As Green Party member Sven Giegold, quoted in the piece put it:

"You need high taxes in order to be civilized. We are very far away from the government having too much money."

And Reinhardt would totally concur because without that gov't support he'd not have been able to retire at age 55 from his auto engineering job and spend the last twenty years  touring various places, including the U.S. and Canada (Whistler, B.C.)  As he put it when we spoke on these issues:

"It is interesting" he said, "but if Americans were willing to pay higher taxes they might have more time for family and travel as well as paying less in healthcare costs because they could have a system more like ours, less based on profits!"

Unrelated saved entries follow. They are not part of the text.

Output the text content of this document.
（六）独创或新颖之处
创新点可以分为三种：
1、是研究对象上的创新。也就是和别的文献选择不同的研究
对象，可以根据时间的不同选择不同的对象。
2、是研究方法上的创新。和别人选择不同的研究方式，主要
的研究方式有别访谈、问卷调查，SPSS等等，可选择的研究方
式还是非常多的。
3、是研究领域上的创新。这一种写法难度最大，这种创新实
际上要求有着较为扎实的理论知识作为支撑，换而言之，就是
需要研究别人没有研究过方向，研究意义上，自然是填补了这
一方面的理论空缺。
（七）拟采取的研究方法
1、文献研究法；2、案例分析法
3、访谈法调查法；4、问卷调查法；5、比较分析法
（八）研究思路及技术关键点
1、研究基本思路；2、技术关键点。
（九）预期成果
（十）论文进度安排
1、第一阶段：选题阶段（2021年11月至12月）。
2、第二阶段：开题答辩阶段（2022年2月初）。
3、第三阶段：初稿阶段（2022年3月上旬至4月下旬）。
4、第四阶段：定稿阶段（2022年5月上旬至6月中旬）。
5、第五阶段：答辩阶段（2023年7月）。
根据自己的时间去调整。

Of course, he is correct, but to the typical  shortsighted, American tax cut money grubber this is somehow  twisted and unnatural. This despite the fact Germany has rarely been in deficit mode because it firmly believes in husbanding resources rather than trickle down BS that gives tax cuts to the rich. As the article notes:

"Germany has among the highest taxes in the world and a habit of heavy state spending."

This prompted former U.S. ambassador to Germany, John Kornblum, to opine in the piece:

"It's sort of a through the looking glass world. Traditionally Germans have been in favor of hoarding resources rather than lowering government expenditures."

Yet the proof is in the pudding! Despite those expenditures it's not running a deficit like the U.S. - a hard fact that Edward Lazear totally ignores in his specious brief for "aggressive cuts in federal spending."  Seems to me (and it would Reinhardt) Germany has some lessons to teach the U.S.- not that a hack like Lazear would take note.

Finally,  we come to:   'Americans Want Big Government',  by William Galston - one of a handful of center left columnists at the Journal.   Galston cited a Pew research poll from last April that showed - for the first time in eight years- "Americans favored a larger government offering more services over a smaller government providing fewer services."   This was bolstered by an NBC/ Wall Street Journal poll last month which showed 58 percent of Americans ("the highest share ever recorded") agreed that "the government should do more to solve problems and help meet the needs of people"-this compared to only 38 percent who felt "the government is doing too many things better left to businesses and individuals."

Moreover, "Americans favoring a more active government included majorities of all age groups, ethnicities, and education levels"  (Those favoring less gov't included 63 % of Republicans, 65 % of Trump voters and 51 % of white men. In other words, the usual suspects.)

How does this demand for government help break down?

- 50 percent of Americans want the gov't to increase spending for Social Security

- This is vs. 5 percent who want cuts

 - For Medicare the comparable figures were 45 percent and 7 percent.

- For Medicaid, 38 percent vs. 12 percent

In a separate Kaiser survey, 40 % want more defense spending, 19 percent want less.

Similarly, 70 percent want more spent on education and 7 percent want less.

Based on these polls, Galston concluded "Americans want Big Government"

Americans, for their part, may want a big government a la German style but ARE they willing to pay for it?  Let's make it clear you can't have both tax cuts and government extension of services and programs. The way so many grabbed at that fake GOP -Trump tax cut just passed, I doubt it. So I guess they'd rather continue with no paid family leave, no sick days to speak of from work, no government supported pensions like Reinhardt enjoys, and excessively expensive health care with too many dubious outcomes.

When I see Americans vote in their millions against tax cut pols then I might believe the zeitgeist and supply side brainwashing has given way to a new "German" normal. But not until.